Fire extinguishers in churches and cathedrals are important to protect the often invaluable historic artefacts and mostly wooden internal structures. However, the extinguishers must be chosen with care. A well publicised case, where the extinguishers became the problem rather than preventing one, was the vandalism caused by two teenagers in a church in Spalding in 2006. In this case a powder and a water extinguisher installed in the kitchenette were set off. The powder and the water reacted to form a slightly acidic mixture which formed a hard crust. Valuable church fixtures, including the organ had to be restored at a cost of £240,000.
Powder extinguishers, while being excellent on forecourts, engine rooms and car parks, where they are valued for their rapid knock-down of flames from a variety of sources, are not really suited for indoor locations. The fine powder can obstruct vision and lead to inhalation of the powder. The powder will also attack electronics, soft furnishings and causes damage to wood and metal, especially when moist.
What alternatives are there?
In principle, water based extinguishers (water, water spray, ‘dry’ water mist) and foams are suitable, although foams contain
chemicals that might be harmful to metal and wood. Please note that water extinguishers with additives can also cause damage. CO2 extinguishers, while leaving no deposit, are not really suitable for the type of fire risks in churches and can unfortunately be misused to intimidate people with their roaring discharge and the massive temperature drop the discharge causes.
Where traditional extinguishers requiring annual servicing are required , the E-series ‘dry’ water mist extinguishers from Jewel are perfect, as they create a very fine mist with much smaller water mist particles than those generated by normal water spray extinguishers. These extinguishers are also suitable for all common fire risks found in a church, including electrical risks (even up to 1000V, as long as a safety distance of 1m is adhered to). The mist is so fine that the damage to paintings and structures is limited and no puddles are formed. The extinguisher can also be used on clothing, wall-hangings and carpets.
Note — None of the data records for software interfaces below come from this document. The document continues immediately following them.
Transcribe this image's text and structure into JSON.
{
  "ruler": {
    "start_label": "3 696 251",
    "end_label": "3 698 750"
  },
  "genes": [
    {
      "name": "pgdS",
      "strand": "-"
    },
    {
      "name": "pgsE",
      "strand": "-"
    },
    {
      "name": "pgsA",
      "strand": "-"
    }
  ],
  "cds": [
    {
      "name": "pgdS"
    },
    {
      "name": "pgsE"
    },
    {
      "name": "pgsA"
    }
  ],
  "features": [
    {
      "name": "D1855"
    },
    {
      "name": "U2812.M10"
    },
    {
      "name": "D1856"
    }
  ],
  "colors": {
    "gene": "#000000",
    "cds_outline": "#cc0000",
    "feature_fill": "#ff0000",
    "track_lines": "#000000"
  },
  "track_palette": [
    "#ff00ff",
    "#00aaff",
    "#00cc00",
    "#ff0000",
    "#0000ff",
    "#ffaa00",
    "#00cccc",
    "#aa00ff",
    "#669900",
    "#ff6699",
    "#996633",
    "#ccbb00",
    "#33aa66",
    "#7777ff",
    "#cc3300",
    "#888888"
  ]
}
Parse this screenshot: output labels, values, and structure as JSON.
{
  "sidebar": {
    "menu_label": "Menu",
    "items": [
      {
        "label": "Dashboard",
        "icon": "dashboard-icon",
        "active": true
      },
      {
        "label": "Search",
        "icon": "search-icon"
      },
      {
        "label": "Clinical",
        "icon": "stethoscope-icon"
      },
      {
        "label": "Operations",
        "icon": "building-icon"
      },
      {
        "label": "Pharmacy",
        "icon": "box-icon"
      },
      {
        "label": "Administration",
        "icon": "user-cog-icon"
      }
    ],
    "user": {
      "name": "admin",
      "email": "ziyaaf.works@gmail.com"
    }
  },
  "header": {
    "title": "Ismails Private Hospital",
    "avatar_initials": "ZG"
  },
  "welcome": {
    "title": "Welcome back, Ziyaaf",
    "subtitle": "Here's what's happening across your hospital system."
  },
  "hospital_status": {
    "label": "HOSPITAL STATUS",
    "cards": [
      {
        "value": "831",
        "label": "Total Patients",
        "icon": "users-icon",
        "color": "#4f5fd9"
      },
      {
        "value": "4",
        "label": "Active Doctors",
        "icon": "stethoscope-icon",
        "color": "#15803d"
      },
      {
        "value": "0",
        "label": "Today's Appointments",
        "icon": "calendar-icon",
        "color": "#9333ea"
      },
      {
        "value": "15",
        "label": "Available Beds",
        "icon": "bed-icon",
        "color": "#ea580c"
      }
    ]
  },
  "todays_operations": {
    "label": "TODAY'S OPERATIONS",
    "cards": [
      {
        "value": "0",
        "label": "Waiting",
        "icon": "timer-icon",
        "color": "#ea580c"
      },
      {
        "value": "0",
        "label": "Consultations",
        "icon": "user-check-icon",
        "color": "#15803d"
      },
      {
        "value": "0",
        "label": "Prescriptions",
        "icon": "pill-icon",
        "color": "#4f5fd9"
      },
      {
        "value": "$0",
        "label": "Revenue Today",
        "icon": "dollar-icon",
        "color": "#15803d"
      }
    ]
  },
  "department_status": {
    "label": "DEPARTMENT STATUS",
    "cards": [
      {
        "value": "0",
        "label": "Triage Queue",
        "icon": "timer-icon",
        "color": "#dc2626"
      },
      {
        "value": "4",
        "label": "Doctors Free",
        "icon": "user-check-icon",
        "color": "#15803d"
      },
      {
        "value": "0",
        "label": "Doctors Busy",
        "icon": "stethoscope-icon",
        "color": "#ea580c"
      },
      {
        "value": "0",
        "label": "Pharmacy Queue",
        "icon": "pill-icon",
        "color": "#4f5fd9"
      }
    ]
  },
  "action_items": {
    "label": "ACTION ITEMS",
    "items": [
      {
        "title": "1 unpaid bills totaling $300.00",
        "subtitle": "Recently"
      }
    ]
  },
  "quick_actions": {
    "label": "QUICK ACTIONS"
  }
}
Where in-house servicing of the extinguishers is required, often to help reduce costs , the Britannia P50 maintenance free foam extinguisher can be installed instead. It is suitable for the majority of the fire risks found in churches, however, its deposits are harder to clean up and potentially corrosive. After the initial install and certification carried out by Safelincs, the extinguisher only requires yearly visual inspection by the Church Warden. No refill after five years is required and the extinguisher does not require a service engineer for ten years!